Of significance is the statement in the Redwood opinion that the record contained nothing to indicate the church had not complied with all of the provisions of the ordinance relating to issuance of a use permit. In our case evidence was presented to the Planning Commission and the Board of Supervisors indicating that there would be inadequate parking space on the lot; that the Olympic Tract has no through streets; that the proposed site of appellants' church can be reached by only one residential street; that a traffic problem already exists which would be aggravated by the additional traffic if the site were used for a church; that additional traffic would endanger children playing in a neighborhood park adjacent to the proposed site; and that adjoining property values would be depreciated.

Counsel for appellants devote a considerable portion of their brief to reweighing the evidence in an effort to demonstrate an abuse of discretion by the Planning Commission and the Board of Supervisors, as well as error by the trial court. Appellants cite evidence in the record which they contend reflects that the Planning Commission and Board of Supervisors acted capriciously, arbitrarily and discriminatorily.
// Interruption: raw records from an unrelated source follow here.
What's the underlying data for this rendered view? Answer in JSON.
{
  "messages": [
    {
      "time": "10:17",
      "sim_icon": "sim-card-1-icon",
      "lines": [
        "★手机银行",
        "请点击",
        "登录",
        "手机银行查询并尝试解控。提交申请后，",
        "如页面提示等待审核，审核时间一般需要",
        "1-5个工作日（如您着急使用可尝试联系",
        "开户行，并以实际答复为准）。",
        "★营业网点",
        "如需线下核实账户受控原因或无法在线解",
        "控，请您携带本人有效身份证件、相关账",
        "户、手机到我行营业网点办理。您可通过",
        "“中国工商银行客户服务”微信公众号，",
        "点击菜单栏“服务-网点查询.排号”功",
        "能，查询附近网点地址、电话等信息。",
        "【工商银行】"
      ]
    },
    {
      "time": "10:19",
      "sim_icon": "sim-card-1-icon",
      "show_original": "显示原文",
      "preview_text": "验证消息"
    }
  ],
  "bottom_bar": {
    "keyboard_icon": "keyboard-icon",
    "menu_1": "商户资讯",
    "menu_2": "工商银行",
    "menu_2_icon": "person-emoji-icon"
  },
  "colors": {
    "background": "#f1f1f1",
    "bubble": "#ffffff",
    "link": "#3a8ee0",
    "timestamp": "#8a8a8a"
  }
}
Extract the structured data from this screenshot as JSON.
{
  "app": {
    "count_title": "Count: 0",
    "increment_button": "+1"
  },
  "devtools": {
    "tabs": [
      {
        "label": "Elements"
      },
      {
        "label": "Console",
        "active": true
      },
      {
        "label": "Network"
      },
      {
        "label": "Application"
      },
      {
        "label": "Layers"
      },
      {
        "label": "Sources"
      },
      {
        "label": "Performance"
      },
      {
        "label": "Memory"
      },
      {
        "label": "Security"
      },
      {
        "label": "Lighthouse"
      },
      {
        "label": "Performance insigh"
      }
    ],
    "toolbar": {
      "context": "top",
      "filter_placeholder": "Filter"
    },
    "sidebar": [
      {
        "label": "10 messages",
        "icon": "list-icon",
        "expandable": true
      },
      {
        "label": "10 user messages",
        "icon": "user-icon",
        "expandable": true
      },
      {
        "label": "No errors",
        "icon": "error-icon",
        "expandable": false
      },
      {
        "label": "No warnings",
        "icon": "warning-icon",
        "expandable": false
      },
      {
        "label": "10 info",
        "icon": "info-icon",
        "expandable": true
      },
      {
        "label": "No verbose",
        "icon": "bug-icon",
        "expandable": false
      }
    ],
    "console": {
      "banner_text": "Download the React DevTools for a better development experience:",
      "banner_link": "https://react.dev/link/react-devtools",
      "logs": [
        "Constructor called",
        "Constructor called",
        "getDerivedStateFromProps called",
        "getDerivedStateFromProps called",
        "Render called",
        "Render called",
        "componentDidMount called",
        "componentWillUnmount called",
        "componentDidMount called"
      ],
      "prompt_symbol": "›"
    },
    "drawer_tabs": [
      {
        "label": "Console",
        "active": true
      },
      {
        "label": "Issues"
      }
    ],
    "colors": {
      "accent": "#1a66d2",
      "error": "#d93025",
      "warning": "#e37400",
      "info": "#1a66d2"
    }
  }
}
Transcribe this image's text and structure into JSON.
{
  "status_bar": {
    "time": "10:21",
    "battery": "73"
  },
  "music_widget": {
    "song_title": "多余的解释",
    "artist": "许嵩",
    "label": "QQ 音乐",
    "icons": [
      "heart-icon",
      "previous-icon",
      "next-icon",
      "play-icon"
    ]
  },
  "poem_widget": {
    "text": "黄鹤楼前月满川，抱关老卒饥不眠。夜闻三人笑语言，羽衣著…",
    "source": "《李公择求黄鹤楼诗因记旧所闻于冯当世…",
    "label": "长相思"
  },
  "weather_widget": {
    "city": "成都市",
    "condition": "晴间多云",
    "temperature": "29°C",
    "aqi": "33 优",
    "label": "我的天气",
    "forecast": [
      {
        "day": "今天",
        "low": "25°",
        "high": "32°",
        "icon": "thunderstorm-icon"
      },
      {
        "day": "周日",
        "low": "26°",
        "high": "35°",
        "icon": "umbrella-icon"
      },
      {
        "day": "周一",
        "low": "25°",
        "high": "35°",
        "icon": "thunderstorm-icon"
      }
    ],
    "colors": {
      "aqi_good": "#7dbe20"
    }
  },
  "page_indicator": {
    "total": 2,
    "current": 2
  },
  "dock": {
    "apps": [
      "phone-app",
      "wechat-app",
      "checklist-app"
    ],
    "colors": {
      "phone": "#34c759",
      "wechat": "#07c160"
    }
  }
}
There is evidence which could be construed to lend some support to appellants' point of view, but it is not our province to reweigh the evidence. Our duty is to review the record to determine whether there is evidence of a substantial nature which supports the decision of the court below. (Livingston Rock etc. Co. v. County of Los Angeles, 43 Cal.2d 121, 128, 272 P.2d 4; Consolidated Rock Prod. Co. v. City of Los Angeles, 57 A.C. 557, 564, 20 Cal.Rptr. 638, 370 P.2d 342.) We find the evidence heretofore summarized, which supports the decision of the Planning Commission and the Board of Supervisors, as well as the judgment of the trial court, to be substantial in nature. Reasonable minds might well find that traffic hazards with attendant dangers would be created if the permit were granted. The fact that other reasonable minds might differ does not justify a reversal. We find nothing unconstitutional in the ordinance as written, nor in its application to this particular case.

The judgment is affirmed.

STONE, Justice.

CONLEY, P. J., and BROWN, J., concur.